22.1 Sampling distribution: One mean with population standard deviation known

In this chapter, we study the situation where a population mean \(\mu\) (the parameter) is estimated by a sample mean \(\bar{x}\) (the statistic).

Of course, every sample is likely to be different, and is likely to produce a different sample mean \(\bar{x}\). That is, the value of the sample mean will vary from sample to sample and exhibit sampling variation (which can be quantified using the standard error).

Consider rolling dice again. Suppose a die is rolled \(n=25\) times, and the mean of the 25 numbers that are rolled is recorded. What will be the sample mean of the numbers in the 25 rolls?

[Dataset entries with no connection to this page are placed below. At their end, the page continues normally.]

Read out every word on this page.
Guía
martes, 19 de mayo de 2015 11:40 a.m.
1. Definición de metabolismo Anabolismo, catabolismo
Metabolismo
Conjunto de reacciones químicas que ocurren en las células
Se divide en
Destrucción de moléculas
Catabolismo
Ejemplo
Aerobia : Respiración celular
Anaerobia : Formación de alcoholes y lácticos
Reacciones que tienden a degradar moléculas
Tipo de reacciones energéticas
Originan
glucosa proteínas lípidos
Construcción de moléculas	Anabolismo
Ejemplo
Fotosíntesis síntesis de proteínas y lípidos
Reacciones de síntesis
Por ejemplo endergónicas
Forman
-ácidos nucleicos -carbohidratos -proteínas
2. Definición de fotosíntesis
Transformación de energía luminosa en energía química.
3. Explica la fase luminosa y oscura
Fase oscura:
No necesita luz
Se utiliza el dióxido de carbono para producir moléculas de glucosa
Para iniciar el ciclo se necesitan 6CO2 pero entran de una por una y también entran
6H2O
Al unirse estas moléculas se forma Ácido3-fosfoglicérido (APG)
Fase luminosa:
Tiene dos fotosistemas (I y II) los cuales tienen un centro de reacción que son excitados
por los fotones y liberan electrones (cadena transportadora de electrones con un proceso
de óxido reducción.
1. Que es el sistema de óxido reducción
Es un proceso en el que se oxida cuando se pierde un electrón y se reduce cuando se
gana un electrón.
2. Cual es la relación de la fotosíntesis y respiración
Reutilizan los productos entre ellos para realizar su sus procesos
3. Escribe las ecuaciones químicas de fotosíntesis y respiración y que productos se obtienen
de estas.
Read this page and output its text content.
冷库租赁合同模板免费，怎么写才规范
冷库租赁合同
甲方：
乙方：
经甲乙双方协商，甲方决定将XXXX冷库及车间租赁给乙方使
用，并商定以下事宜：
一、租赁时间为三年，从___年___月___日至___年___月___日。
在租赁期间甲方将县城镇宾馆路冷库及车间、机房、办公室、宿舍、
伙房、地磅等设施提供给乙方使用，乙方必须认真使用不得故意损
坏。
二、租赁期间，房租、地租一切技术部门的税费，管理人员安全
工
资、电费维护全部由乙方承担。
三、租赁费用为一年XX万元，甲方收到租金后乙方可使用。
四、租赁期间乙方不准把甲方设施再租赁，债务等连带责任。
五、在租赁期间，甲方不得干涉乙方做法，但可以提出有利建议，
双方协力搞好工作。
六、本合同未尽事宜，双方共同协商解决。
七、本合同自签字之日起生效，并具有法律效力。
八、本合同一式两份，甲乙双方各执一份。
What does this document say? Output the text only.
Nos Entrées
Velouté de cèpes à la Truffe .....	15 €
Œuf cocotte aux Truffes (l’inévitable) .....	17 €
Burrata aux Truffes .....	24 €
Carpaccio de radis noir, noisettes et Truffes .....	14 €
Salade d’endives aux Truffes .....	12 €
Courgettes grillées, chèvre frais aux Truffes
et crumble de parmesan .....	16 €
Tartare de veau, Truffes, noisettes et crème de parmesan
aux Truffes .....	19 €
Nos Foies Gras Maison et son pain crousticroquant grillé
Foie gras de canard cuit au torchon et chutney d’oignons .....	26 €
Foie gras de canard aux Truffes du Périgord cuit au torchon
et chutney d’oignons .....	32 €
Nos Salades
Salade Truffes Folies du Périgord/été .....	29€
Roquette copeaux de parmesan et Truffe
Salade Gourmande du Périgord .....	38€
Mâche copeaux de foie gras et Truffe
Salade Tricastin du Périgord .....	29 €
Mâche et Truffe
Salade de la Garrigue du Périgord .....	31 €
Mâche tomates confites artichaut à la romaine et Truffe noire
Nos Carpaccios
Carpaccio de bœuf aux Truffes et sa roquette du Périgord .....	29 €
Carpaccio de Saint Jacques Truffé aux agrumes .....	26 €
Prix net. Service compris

The sample mean will vary from sample to sample, (sampling variation). Since every face of the die is equally likely to appear on any one roll, the population mean of all possible rolls is \(\mu=3.5\) (in the middle of the numbers on the faces of the die, which is also the median).

An example of the mean after repeatedly rolling a die 25 times is shown in the animation below for 10 sets of 25 rolls. The mean of the 25 rolls clearly varies. In the simulation, the sample mean of 25 rolls was as low as 3.08 and as high as 3.76.

The mean for any single sample of \(n = 25\) rolls will sometimes be higher than \(\mu = 3.5\), and sometimes lower than \(\mu = 3.5\), but most of the time the mean should be close to 3.5.

If many people made a set of 25 rolls, and computed the mean for their set, every person would have a sample mean for their set of 25 rolls, and we could produce a histogram of all these sample means; see the animation below.

From the animation above, the sample means appear to vary with an approximate normal distribution (as we saw with the sample proportions). This normal distribution is centred around the population mean \(\mu\). The standard deviation of the normal distribution is the standard error of the sample mean \(\bar{x}\), written as \(\text{s.e.}(\bar{x})\).

When the population standard deviation \(\sigma\) is known, then

\[ \text{s.e.}(\bar{x}) = \frac{\sigma}{\sqrt{n}}. \] So the possible values of the sample means have a sampling distribution described by:

  • an approximate normal distribution,
  • with mean \(\mu\), and
  • a standard deviation, called the standard error, of \(\text{s.e.}(\bar{x}) = \sigma/\sqrt{n}\).

Usually the population mean and the population standard deviation are unknown. Nonetheless, because the sampling distribution has an approximate normal distribution, the 68–95–99.7 rule can be applied: approximately 95% of the sample means are expected to be within two standard errors of \(\mu\).